Monteur, puis réalisateur de courts métrages, il aborde le long métrage en assurant la réalisation d'un film conçu par le dessinateur Gébé, et intégrant deux séquences tournées l'une par Alain Resnais, l'autre par Jean Rouch (l'An 01, sorti en 1973, encore très marqué par l'utopie soixante-huitarde). C'est avec les Doigts dans la tête (1974) que Doillon amorce véritablement son œuvre personnelle. Hors Un sac de billes, film de commande réalisé en 1975, ses films ont en commun une extrême finesse d'analyse psychologique, une audace croissante dans le choix des situations analysées, une expression rigoureuse obtenue par une direction d'acteurs patiente et intraitable (il emploie indifféremment des non-professionnels, des comédiens débutants, ou des acteurs aussi confirmés que Michel Piccoli), et une précision maniaque dans la définition de l'espace qu'il cadre toujours lui-même.
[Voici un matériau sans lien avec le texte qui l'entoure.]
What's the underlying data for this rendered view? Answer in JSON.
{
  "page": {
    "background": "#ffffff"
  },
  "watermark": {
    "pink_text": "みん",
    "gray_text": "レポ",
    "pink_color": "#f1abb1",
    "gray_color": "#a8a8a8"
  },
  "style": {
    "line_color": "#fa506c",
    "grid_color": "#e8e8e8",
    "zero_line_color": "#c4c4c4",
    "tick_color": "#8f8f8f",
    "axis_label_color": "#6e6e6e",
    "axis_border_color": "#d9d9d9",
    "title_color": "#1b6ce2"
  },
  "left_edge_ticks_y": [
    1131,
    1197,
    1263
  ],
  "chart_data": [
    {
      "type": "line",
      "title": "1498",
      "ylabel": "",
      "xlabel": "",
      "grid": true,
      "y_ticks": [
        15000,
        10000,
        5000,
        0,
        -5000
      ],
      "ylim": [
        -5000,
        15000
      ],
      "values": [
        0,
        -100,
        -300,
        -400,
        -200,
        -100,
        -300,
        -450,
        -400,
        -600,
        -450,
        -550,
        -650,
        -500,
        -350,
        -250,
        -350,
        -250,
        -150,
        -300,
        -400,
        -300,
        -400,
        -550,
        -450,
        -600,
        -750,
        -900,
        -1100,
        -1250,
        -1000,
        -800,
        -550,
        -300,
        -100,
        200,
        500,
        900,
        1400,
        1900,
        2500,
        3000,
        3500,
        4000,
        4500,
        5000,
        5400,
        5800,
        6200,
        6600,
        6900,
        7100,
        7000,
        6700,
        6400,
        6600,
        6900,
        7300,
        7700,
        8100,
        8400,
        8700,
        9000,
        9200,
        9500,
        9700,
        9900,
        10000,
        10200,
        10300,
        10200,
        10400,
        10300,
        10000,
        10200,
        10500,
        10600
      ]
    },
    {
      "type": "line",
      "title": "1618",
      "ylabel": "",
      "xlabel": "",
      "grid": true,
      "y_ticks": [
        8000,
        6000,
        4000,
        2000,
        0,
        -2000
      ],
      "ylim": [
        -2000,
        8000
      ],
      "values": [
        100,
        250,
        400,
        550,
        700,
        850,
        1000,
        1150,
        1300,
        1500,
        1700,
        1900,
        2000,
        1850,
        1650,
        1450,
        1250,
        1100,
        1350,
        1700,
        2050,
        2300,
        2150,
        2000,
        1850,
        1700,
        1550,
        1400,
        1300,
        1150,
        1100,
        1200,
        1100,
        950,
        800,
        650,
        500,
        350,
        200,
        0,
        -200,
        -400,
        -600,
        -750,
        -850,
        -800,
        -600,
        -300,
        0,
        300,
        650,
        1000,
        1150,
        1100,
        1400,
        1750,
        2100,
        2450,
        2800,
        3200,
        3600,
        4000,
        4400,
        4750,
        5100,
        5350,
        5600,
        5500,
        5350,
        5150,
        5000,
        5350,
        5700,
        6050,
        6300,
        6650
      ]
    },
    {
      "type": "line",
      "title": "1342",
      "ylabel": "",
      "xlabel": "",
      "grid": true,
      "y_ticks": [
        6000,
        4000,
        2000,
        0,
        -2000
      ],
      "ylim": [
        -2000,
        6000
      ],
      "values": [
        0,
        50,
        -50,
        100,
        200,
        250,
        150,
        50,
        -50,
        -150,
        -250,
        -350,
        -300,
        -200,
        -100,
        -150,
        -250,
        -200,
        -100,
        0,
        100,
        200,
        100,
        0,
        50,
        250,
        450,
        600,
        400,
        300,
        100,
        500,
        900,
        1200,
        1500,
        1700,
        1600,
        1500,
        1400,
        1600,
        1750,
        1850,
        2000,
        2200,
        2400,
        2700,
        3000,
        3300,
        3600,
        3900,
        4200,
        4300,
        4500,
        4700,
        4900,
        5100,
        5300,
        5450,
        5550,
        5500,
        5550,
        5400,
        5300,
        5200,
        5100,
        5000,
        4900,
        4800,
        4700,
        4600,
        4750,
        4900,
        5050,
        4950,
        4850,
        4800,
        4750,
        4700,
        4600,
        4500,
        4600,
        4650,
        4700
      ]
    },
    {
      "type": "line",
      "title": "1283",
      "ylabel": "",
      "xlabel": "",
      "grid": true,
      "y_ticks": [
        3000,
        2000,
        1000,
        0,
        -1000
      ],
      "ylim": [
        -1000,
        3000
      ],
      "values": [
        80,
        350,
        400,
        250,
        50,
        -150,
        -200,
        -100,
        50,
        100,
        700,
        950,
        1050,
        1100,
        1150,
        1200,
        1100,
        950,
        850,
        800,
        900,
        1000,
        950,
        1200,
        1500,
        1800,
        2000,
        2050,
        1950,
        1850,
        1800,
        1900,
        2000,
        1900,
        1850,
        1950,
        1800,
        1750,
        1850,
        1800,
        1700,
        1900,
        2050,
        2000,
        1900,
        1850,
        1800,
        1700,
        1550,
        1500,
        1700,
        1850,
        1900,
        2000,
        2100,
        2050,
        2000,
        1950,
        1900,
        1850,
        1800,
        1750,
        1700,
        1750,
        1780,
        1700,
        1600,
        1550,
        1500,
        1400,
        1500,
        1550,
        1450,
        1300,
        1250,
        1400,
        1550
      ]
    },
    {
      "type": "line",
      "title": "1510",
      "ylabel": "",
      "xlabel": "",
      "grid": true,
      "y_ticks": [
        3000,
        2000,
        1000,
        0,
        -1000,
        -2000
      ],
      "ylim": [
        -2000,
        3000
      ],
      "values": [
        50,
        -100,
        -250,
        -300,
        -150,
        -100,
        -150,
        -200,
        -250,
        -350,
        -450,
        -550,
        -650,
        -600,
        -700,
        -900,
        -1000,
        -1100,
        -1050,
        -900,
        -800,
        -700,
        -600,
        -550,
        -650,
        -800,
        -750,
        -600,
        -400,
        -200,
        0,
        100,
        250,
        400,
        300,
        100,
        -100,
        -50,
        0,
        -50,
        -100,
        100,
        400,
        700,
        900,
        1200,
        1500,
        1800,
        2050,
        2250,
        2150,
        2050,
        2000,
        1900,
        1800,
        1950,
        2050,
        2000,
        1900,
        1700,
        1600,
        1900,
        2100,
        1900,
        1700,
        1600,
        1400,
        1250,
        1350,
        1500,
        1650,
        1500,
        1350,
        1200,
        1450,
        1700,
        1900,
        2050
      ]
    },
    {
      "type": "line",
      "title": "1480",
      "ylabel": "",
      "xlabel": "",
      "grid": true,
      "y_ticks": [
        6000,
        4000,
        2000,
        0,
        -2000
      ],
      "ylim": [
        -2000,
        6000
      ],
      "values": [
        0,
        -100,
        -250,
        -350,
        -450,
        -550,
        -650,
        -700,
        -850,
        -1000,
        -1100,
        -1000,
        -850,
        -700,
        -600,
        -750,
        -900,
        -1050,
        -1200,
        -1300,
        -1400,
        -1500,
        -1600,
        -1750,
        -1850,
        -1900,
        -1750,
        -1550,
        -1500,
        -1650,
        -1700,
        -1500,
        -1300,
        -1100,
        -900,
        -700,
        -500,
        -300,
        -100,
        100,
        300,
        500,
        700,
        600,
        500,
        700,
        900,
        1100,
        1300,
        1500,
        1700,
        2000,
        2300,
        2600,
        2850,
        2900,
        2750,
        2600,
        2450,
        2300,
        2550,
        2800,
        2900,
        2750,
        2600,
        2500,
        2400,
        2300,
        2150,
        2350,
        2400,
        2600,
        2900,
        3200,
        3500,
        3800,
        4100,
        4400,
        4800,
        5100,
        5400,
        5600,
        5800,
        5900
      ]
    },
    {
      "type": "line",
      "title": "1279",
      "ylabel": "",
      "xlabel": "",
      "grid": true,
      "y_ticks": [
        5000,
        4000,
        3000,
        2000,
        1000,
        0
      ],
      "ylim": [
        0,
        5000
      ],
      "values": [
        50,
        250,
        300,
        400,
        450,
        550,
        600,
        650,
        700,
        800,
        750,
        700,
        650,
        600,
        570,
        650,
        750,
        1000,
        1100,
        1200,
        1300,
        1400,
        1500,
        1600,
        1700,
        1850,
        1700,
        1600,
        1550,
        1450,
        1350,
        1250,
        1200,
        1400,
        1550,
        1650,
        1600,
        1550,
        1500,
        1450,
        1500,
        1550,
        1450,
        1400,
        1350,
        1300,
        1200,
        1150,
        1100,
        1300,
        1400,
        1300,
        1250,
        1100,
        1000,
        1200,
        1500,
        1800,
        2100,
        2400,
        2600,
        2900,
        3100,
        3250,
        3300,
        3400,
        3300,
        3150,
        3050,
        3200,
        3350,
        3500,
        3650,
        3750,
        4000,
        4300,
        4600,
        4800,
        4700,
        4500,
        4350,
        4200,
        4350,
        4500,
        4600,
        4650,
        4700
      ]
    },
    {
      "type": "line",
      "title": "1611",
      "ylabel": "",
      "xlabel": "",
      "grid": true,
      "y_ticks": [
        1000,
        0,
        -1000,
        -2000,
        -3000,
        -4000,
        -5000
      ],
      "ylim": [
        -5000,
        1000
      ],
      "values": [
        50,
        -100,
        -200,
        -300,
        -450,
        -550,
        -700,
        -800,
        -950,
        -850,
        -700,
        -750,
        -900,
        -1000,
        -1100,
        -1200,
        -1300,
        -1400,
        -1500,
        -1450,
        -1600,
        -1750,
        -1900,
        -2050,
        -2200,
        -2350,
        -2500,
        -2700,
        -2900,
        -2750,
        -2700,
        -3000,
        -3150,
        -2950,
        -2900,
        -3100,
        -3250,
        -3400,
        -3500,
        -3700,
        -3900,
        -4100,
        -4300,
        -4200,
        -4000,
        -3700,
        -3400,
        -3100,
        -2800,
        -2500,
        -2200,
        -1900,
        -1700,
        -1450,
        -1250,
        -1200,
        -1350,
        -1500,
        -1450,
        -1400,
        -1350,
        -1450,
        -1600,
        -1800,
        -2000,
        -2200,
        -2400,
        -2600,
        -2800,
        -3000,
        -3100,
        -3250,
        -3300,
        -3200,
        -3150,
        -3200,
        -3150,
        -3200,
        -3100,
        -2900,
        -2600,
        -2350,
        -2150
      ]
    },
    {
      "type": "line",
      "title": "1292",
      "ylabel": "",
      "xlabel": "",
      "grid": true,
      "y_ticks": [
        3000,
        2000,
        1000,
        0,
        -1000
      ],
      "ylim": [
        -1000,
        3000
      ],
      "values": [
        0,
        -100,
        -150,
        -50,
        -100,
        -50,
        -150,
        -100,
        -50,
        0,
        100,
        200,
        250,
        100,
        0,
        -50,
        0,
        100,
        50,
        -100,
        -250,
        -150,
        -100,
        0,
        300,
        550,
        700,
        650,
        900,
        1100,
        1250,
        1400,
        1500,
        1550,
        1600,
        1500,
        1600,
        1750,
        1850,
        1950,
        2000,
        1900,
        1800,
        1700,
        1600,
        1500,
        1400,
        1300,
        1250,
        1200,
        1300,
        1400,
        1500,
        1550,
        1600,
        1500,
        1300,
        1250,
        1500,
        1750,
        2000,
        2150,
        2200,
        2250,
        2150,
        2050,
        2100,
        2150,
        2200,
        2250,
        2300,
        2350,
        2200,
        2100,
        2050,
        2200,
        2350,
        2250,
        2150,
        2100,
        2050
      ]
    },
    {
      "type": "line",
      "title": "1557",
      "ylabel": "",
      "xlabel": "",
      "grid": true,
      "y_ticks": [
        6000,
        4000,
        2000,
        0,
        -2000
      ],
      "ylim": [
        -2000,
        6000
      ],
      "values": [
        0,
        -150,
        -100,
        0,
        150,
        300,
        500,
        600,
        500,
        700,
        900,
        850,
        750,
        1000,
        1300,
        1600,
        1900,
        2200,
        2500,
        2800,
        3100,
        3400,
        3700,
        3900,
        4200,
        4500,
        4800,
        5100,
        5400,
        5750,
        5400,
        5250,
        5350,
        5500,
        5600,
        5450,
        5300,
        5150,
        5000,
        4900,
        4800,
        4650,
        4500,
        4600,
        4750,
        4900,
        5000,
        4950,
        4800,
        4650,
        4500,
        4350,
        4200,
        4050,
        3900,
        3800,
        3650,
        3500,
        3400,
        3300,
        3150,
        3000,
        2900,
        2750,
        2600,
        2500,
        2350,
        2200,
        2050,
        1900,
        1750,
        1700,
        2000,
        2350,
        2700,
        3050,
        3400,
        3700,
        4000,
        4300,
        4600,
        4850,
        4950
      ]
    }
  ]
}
Le sens de l'observation et de l'écoute dont Doillon fait preuve dans ses films essentiels figure déjà dans les courts métrages de commande qu'il tourne parallèlement, et où on peut voir le laboratoire de sa création : les Demi-Jours et Laissés pour compte notamment, réalisés pour le ministère de l'Agriculture avec un souci constant de ne pas trahir le langage des paysans filmés, entretiennent des rapports passionnants avec la Drôlesse et son univers rural étouffé. De la Femme qui pleure jusqu'à Monsieur Abel (produit par TF-1 qui l'a diffusé en octobre 1983) et la Pirate, Doillon a précisé le sens de sa recherche. Il s'applique à mettre à nu la communication qui unit, au-delà des conventions et des règles du jeu social, des êtres enfermés ou oubliés, des personnages clos. Partant d'une observation brûlante des comportements, et d'une analyse aiguë des franges de la conscience, il aboutit à une morale de la liberté insolite, que son talent parvient à imposer comme évidente.